Collecting WWII Letters, and WWII Letters For Sale

by pawpaw

WWII was a very important part of the history of our planet. The people who had to save the world were ordinary people like you and me. Their letters tell the stories.

I have a small collection of WWII letters, and what they contain, is more than just a friendly chat with folks back home.

They contain a slice of history. One day in the life of the person who wrote the letter. And for too many letters written during World War Two, the letter was the last written by the person writing it.

On this page, you will find information about collecting WWII letters, as well as some actual World War Two letters for sale. I have to warn you though, if you start collecting them, it can be addictive.

Save Your WWII Letters

If there are letters in your family, that were written during WWII, please save them. Many of them now days have monetary value, but they all have some historical value.

Each letter tells a little bit about that one day, in that one soldier, marine, or sailor's life, in their one unit, in whatever place on the globe they were fighting the war on that day in history.

Some writers wrote some very boring letters, and other writers make you want to read more, but just about any letter can hold interesting tidbits of information.

If you have any interest in history at all, I would highly recommend collecting military correspondence as a hobby. You can find out things you may not have read in the history books. Some letters have interesting letterheads from the various units, and camps. The intro photo, has a letterhead from Camp Forrest, Tennessee.

Value of WWII Letters

Like any collectible, the range of value of WW II letters varies widely, depending on factors such as rarity, historical importance, and content.

Good content, is actually not that common, because letters were routinely censored, so many people didn't want to test the limits, because they might get in trouble, and also end up with huge hunks being cut out of their letters home.

If the writer of the letter was an officer it can also make the price of the letter go up. The higher the rank, the rarer the letter. Letters that were written before the soldier went overseas, usually will be priced lower than once they are in combat. Things like letterheads can also make the price of a letter go up. Really, anything that makes a letter stand out against the millions of other letters out there, will help increase it's value.

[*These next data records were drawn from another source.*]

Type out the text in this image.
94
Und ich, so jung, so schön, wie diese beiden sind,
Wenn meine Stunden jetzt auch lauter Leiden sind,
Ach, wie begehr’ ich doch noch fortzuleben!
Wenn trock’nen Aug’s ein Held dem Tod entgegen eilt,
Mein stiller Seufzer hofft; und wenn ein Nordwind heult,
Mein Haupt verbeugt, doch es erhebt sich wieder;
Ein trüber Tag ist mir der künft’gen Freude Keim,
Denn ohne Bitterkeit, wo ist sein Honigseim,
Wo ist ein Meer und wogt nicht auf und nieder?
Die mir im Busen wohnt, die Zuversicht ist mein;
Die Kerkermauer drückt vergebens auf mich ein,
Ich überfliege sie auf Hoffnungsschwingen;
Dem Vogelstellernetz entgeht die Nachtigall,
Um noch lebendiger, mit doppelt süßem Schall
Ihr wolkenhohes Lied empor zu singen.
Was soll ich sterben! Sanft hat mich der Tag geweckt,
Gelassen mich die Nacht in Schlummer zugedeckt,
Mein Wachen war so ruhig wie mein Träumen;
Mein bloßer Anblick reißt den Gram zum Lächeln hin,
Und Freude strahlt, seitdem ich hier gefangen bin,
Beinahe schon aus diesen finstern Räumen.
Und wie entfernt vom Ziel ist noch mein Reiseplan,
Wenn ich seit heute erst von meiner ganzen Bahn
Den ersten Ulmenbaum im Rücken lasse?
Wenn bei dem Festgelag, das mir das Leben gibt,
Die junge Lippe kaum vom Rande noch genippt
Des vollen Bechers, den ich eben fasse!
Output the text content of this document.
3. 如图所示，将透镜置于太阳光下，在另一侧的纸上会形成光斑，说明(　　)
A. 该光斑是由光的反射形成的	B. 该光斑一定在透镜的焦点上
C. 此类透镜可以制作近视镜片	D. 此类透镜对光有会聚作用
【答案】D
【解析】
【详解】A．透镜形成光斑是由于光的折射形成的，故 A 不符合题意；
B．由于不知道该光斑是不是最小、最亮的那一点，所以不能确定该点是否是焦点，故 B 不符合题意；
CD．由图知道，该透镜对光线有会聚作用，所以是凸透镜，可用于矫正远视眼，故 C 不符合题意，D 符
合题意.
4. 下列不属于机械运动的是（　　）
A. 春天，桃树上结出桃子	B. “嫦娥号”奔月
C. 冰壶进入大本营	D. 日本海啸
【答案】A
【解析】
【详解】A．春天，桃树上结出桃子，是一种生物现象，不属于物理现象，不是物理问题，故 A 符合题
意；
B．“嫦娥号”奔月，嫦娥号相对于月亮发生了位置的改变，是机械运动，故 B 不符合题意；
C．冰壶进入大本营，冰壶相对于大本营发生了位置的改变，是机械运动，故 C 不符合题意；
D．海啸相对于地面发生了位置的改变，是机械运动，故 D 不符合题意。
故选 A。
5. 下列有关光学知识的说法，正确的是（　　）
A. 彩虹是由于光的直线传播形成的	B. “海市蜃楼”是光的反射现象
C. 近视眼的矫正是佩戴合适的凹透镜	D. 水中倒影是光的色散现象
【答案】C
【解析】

One strategy to use in collecting military correspondence, is to buy lots. A lot is a group of letters, and in most cases, buying a lot of letters will hold down the per letter cost. Some people even resell some of the letters, to make some of their money back. But reselling breaks up a group of letters, which can mean losing the ability to glean all of their historical data.

WW 2 Letter Lots


One innovation that occurred during WWII, was V-Mail. V-Mail, was used to save time, fuel, and space.

The person writing the letter, would write it on a V-Mail form, and then take it to a place that would photograph it. Instead of transporting actual letters around the world, the film was transported, and then once the film reached it's destination, it would be developed, and then printed, and put in an envelope. The actual V-Mail letter only traveled a short distance compared to the distance separating the writer and recipient. 

Some of the more popular V-Mail letters to collect, are the cartoon V-Mails.

Where Can You Find WWII Letters For Sale?

It is possible to find them at estate sales sometimes, and I've even found a few items at garage sales, but the vast majority of letters that end up being sold, are found on online auctions.

I've never tried it yet, but you could probably advertise in a newspaper classified section that you are interested in buying WWII letters. 

I've found that once you let people know (friends and family), that you collect military letters, they will usually let you know, if they hear of any.

Actual WW2 V-Mail Letters

Censorship During WWII

The fact that each letter had to be censored, meant that somebody had to read them. The censors would read each letter written by a member of the military, once they left the U.S.

Once the letter was read by the censor, and they found nothing that the enemy could use, the censor would stamp the envelope, with their censor stamp. Most would also sign their name, or initial it.

If the censor found something they didn't like, they would cut out the part of the letter that contained the offending content. If the letter was written on both sides of the page, that particular page might lose a message that the soldier or sailor really wanted to get back home. For that reason, most members of the military knew what they could write about, and what they couldn't. Most things that were forbidden, had to do with dates, and location. Many letters would begin with....."Somewhere in France", or  "Somewhere in Germany", or "Somewhere in England". 

The Ultimate Price

Thousands of people gave their lives serving in World War Two, and the hardest letters for me to read, are the ones which were written by those who didn't come home. Those are the ones that are more than a letter, and more than a piece of history. They should be treated with the utmost respect.

If you decide to start collecting WWII letters, I don't think you will be sorry.

WWII Letters KIA---Killed in Action

Prisoner of War Letters

There were thousands of soldiers who were taken prisoner during WWII. Most of them were allowed to write letters. Many of those letters still exist. It is hard to imagine what they went through, as P.O.W.s, but even though the letters were censored, you can get a tiny glimpse into one day in the life of a prisoner of war during World War Two.